The Hidden Blade
hot today, and I’m so thirsty. Can I have one, please, please, good Amah?”
    She settled in to await Amah’s usual objections. Even on a sixteenth, Amah could be counted on to hold out for a few minutes. But today the coins were instantly forthcoming. “Don’t drink too fast. The chill wouldn’t be good for your stomach,” was all the advice Amah gave.
    It was odd, but Ying-ying was not about to question her good fortune. She slipped out of the red front gate and bargained with the vendor as if she knew what she was doing. When the vendor finished expressing his dismay at this too-clever girl who surely meant to cheat him out of his livelihood, he lifted a large narrow-mouthed jar and poured her a full bowl of his purple-black concoction.
    She sat down on the doorstep.
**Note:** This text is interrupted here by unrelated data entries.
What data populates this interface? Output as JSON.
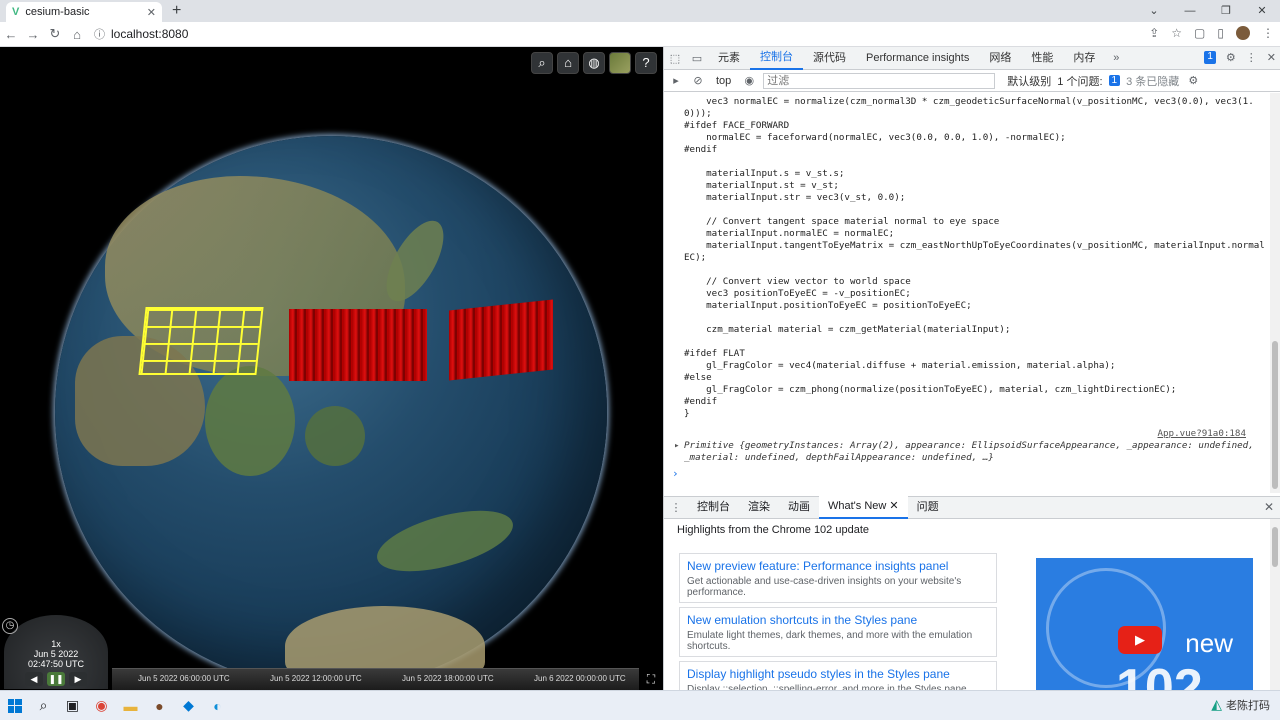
{
  "browser": {
    "tab_title": "cesium-basic",
    "new_tab": "+",
    "url": "localhost:8080"
  },
  "cesium": {
    "toolbar_icons": [
      "search-icon",
      "home-icon",
      "globe-icon",
      "layers-icon",
      "help-icon"
    ],
    "animation": {
      "speed": "1x",
      "date": "Jun 5 2022",
      "time": "02:47:50 UTC"
    },
    "timeline": {
      "ticks": [
        "Jun 5 2022 06:00:00 UTC",
        "Jun 5 2022 12:00:00 UTC",
        "Jun 5 2022 18:00:00 UTC",
        "Jun 6 2022 00:00:00 UTC"
      ]
    }
  },
  "devtools": {
    "tabs": [
      "元素",
      "控制台",
      "源代码",
      "Performance insights",
      "网络",
      "性能",
      "内存"
    ],
    "active_tab": "控制台",
    "issues_count": "1",
    "filter": {
      "context": "top",
      "placeholder": "过滤",
      "level": "默认级别",
      "issues": "1 个问题:",
      "issues_badge": "1",
      "hidden": "3 条已隐藏"
    },
    "console_code": "    vec3 normalEC = normalize(czm_normal3D * czm_geodeticSurfaceNormal(v_positionMC, vec3(0.0), vec3(1.0)));\n#ifdef FACE_FORWARD\n    normalEC = faceforward(normalEC, vec3(0.0, 0.0, 1.0), -normalEC);\n#endif\n\n    materialInput.s = v_st.s;\n    materialInput.st = v_st;\n    materialInput.str = vec3(v_st, 0.0);\n\n    // Convert tangent space material normal to eye space\n    materialInput.normalEC = normalEC;\n    materialInput.tangentToEyeMatrix = czm_eastNorthUpToEyeCoordinates(v_positionMC, materialInput.normalEC);\n\n    // Convert view vector to world space\n    vec3 positionToEyeEC = -v_positionEC;\n    materialInput.positionToEyeEC = positionToEyeEC;\n\n    czm_material material = czm_getMaterial(materialInput);\n\n#ifdef FLAT\n    gl_FragColor = vec4(material.diffuse + material.emission, material.alpha);\n#else\n    gl_FragColor = czm_phong(normalize(positionToEyeEC), material, czm_lightDirectionEC);\n#endif\n}",
    "source_link": "App.vue?91a0:184",
    "object_log": "Primitive {geometryInstances: Array(2), appearance: EllipsoidSurfaceAppearance, _appearance: undefined, _material: undefined, depthFailAppearance: undefined, …}",
    "drawer": {
      "tabs": [
        "控制台",
        "渲染",
        "动画",
        "What's New",
        "问题"
      ],
      "active": "What's New",
      "heading": "Highlights from the Chrome 102 update",
      "cards": [
        {
          "title": "New preview feature: Performance insights panel",
          "desc": "Get actionable and use-case-driven insights on your website's performance."
        },
        {
          "title": "New emulation shortcuts in the Styles pane",
          "desc": "Emulate light themes, dark themes, and more with the emulation shortcuts."
        },
        {
          "title": "Display highlight pseudo styles in the Styles pane",
          "desc": "Display ::selection, ::spelling-error, and more in the Styles pane."
        }
      ],
      "promo_new": "new",
      "promo_num": "102"
    }
  },
  "taskbar": {
    "brand": "老陈打码"
  },
  "colors": {
    "accent": "#1a73e8",
    "wall_red": "#e01010",
    "grid_yellow": "#ffff33"
  }
}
With every sip she smacked her lips and wiggled her tongue at the supreme tartness of the drink. In between—now that the negotiation was finished and the relationship between them most amicable—she chatted up the vendor and asked for news.
    The outside world fascinated her. It was permitted to her only in the smallest doses. Two nights a year, on the occasions of the Lantern Festival and the Mid-Autumn Festival, she was allowed to venture as far as the nearest thoroughfare, accompanied by Amah, to admire the multitude of brightly lit lanterns. In spring, Mother took her on a three-day pilgrimage to Taoist temples in the hills outside the city. The rest of the time Ying-ying lived within the confines of the courtyards, rarely permitted out the front gate, and never beyond the end of the alley.
    Merchants who came to call were her greatest source of news, their younger apprentices the only people she knew of her own age. But she did not speak to those boys. Confucius’s rules forbade fraternization between the sexes once beyond age seven. Not to mention that her embroidered silk blouse and expensive jade bangles acted as an additional barrier, keeping the apprentice boys in blue cotton tunics an awed distance away.
    The sun angled lower in the sky. The alley, bordered on either side by courtyard walls, sat almost entirely in the shade. She was still extracting outrageous rumors the vendor had heard of intrigues in the Forbidden Palace when the sound of horse hooves reached her ears.
    Da-ren was arriving.
    She was strictly to be out of sight when he came. Hastily she poured the remainder of the juice down her throat and ran back. Once inside her own rooms, she closed the door and only then opened her window a crack to peek out.
    Her row of rooms was in the same courtyard as Mother’s. Da-ren’s and his servant’s horses would be brought into the first courtyard. While the servant tended to the mounts, Da-ren would cross the second courtyard and enter the third, where Little Plum waited to take his hat.
    Ying-ying kept hoping he’d show up in full court dress, with the kind of intricate embroidery that ruined the eyesight of ten men to complete. He never did. He wore everyday clothes—in silks and brocades, but everyday clothes nevertheless. And his black skullcap, with a rectangle of jade over the forehead, was no fancier than Boss Wu’s.
    But he radiated an aura of authority. Little Plum, who was saucy and pert with the merchants, never spoke an inappropriate word while he was in residence. He wasn’t a particularly handsome man, yet Mother, who now appeared at the door of her suite, looked upon him as if she’d never seen a finer sight.
    More than ever Ying-ying wished he had fathered her. It was no dishonor to be the child of such a powerful man via his acknowledged concubine.
    Unlike being the child of a despised foreign devil.

    In the evening Amah brought Ying-ying’s dinner: rice, a stir-fry of eggs and new tomatoes, a dish of tofu cooked with black mushrooms, and an enormous bowl of steaming peppery broth. She made sure Ying-ying drank all the soup. “It’s to counter the chill from the sour plum juice.”